Ghoulishness is a quality that can force us to face the limits of our physical existence, or it can hammer us senseless. When used well, ghoulishness has the power to sting like alcohol on an open wound, jarring us back to life and then reminding us that we dwell in the body, with its pleasures and horrors, for only so long.
— Bernard Cooper, My Avant-Garde Education, pp. 198-199
One night, after visiting the Minskys, I lay in bed and tried to become completely blank. I closed my eyes, let out a breath, and made my arms and legs go limp. The experiment scared me half to death; what if I stayed that way forever? I needn’t have worried; within seconds I was sitting bolt-upright and gulping air. Sight dazzled my opened eyes. My thoughts beat the air like a flock of startled birds.

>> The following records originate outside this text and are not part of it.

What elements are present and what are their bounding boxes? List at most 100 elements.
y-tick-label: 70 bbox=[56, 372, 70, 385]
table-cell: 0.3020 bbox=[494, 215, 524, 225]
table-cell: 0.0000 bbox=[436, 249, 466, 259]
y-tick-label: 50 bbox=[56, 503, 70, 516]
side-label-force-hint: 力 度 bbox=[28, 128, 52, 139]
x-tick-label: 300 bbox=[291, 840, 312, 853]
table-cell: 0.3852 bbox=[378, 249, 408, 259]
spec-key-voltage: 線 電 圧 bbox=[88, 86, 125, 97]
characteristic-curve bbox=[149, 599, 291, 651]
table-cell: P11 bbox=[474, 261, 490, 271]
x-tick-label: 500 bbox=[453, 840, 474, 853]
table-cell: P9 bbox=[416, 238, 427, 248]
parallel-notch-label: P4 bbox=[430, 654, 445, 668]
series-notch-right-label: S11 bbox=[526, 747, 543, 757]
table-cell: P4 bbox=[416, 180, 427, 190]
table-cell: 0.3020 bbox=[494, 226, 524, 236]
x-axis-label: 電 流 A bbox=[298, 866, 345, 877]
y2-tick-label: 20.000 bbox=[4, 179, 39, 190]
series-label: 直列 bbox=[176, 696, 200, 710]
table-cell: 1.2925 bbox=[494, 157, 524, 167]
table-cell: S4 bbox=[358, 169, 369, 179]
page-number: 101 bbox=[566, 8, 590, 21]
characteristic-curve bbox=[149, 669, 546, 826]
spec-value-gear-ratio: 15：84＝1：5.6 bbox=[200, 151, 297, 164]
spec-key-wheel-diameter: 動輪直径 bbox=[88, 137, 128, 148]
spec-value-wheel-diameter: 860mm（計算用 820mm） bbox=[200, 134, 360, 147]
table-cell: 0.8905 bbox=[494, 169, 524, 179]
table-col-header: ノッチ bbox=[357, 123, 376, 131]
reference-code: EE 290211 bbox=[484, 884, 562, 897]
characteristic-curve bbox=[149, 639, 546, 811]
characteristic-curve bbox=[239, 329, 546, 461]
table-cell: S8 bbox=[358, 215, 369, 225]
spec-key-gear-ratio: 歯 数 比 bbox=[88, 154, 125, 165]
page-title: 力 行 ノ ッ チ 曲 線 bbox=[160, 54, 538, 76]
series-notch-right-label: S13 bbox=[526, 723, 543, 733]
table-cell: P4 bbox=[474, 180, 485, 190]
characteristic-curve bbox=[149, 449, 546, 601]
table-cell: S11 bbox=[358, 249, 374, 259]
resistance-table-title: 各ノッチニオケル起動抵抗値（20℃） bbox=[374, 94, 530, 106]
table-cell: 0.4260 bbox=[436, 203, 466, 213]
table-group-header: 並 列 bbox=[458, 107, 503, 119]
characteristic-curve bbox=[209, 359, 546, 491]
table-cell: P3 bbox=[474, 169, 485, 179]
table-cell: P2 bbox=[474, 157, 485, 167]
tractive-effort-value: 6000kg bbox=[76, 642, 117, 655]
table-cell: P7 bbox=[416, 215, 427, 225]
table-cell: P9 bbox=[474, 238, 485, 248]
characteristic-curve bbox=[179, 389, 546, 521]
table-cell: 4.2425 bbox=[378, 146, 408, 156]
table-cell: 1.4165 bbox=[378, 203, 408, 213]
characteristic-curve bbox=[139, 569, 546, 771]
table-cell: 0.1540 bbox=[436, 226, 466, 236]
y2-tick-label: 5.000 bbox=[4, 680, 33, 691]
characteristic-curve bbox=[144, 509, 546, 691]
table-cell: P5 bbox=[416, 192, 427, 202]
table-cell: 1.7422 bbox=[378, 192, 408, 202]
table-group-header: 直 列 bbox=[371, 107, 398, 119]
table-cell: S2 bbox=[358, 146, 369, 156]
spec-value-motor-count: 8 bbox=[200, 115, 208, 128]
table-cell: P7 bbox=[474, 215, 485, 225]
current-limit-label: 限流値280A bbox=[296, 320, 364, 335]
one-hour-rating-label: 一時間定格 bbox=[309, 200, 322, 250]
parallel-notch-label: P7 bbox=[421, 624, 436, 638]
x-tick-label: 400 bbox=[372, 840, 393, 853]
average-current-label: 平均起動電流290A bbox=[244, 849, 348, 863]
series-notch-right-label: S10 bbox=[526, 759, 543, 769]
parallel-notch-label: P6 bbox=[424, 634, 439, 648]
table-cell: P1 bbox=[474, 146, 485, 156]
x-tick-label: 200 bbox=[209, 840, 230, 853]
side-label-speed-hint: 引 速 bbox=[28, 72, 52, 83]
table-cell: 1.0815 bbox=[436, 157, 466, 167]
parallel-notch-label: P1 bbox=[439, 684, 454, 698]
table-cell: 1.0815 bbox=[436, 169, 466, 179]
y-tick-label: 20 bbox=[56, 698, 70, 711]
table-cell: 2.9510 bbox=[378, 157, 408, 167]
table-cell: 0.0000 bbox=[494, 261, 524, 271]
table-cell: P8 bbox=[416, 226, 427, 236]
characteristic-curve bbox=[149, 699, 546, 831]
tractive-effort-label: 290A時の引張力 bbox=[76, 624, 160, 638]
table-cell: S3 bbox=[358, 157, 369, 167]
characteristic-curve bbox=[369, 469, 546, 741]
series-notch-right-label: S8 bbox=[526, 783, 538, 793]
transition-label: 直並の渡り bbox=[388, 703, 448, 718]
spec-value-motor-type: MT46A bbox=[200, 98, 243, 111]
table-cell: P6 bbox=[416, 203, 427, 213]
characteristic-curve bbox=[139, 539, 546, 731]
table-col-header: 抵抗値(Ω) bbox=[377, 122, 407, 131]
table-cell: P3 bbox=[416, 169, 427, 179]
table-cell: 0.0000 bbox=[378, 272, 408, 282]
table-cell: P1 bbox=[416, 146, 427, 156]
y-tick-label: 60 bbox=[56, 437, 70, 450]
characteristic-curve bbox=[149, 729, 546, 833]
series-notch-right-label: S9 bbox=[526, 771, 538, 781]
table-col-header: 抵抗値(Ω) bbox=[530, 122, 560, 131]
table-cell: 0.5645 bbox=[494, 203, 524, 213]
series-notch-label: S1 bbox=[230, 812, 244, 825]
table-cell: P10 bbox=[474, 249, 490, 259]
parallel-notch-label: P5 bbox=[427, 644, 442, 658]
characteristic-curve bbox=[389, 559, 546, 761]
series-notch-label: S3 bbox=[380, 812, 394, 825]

— Bernard Cooper, My Avant-Garde Education, p. 182
From the perspective of a culture that sanctions gay marriage, it may be difficult to understand how self-hatred and shame could haunt a man for so long. It’s difficult even for me to understand. All my courage and daring were reserved for my love of the avant-garde, and in most other respects, I remained cautious, compliant—is there an antonym for avant-garde? At least that’s how I perceived myself in the presence of others, since it was in the presence of others that I became most acutely aware of how I’d learned to rein myself in, a gay boy constraining his hips and wrists, damping the higher registers of his laughter, flattening his enthusiasms until he’s sure it’s safe to enthus without risking the epithet ‘faggot.’ I learned to monitor every thought before speaking it aloud, to assess shades of meaning as fast as the Univac computer. I intercepted incriminating truths before they saw the light of day.
— Bernard Cooper, My Avant-Garde Education, pp. 160-161
Let’s face it, sarcastic reactions to art are often legitimate because plenty of good artists are good precisely because they risk appearing ridiculous.
— Bernard Cooper, My Avant-Garde Education, p. 139
Many of us at CalArts were fond of toys. Their primary colors and basic shapes had stirred our earliest understanding that there existed objects whose sole purpose was to engage us, to make us the glad inhabitants of a world in which we could improvise laws of cause and effect. Long ago, we’d been able to simultaneously inhabit and lose track of ourselves while we played, a state we now regained, or hoped to regain, when making art.
- Bernard Cooper, My Avant-Garde Education, pp. 128-129
Though part of me wanted to believe that all experience was quantifiable (how reductive a notion that seems to me now, how naked a need for the comforts of the known!), I was drawn to poems because they eluded my understanding, compelled me toward thoughts and sensations I could neither name nor ignore. Certainly my overwhelming response to poetry couldn’t be quantified; it would be like asking a man treading water to guess the number of gallons in the sea.